Show that $A_n$ is the kernel of a group homomorphism of $S_n \rightarrow \{−1,1\}$.

Question

I know that the kernel is always normal but how to prove or show that $A_n$ is the kernel?

Answer 1

Try building an explicit homomorphism

$$\phi : S_n \longrightarrow \{-1, 1\} $$

Let us show that $\phi(\pi_i) = sgn(\pi_i)$ is an homomorphism as asked.

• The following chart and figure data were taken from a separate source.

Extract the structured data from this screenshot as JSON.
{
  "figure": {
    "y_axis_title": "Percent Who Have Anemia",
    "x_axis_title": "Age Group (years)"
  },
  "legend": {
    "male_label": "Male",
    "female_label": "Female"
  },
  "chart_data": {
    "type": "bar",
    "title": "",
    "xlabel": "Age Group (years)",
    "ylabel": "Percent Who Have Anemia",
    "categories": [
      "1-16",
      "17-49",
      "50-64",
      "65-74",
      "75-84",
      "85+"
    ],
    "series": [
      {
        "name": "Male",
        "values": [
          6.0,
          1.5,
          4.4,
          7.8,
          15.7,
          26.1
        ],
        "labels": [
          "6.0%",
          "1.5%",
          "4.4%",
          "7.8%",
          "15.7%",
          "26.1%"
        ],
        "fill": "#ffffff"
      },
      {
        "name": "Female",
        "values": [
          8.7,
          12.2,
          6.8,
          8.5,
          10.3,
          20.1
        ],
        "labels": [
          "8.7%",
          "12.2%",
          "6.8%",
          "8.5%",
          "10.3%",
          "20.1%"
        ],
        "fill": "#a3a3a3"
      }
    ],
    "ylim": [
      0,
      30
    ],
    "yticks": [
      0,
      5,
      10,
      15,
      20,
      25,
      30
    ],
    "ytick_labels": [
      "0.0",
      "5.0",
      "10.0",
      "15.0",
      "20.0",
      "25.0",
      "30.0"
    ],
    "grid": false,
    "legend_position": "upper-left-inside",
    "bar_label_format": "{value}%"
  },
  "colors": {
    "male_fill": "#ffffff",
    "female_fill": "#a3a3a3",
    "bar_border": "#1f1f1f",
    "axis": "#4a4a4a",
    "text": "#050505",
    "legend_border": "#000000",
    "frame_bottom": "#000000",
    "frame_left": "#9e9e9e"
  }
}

Remember that any permutation $\pi_i$ can be decomposed in a number of transpositions. Although this decomposition is not unique, it can be shown that if some permutation $\pi_a$ has a decomposition with an even amount of transpositions, then all decompositions of $\pi_a$ must use an even number of transpositions and $\pi_a$ is said to be even. Analogously, if a permutation $\pi_b$ has a decomposition with an odd number of transpositions, then all decompositions of $\pi_b$ have an odd number of transpositions and $\pi_b$ is said to be odd.

When then define $sgn(\pi_i)$ as $1$ if $\pi_i$ is even and $-1$ if $\pi_i$ is odd.

I leave it to you as an exercise to show that $sgn(\pi_i \circ \pi_j) = sgn(\pi_i)\times sgn(\pi_j)$

Now all you have to do is show that this homomorphism has $A_n$ as kernel.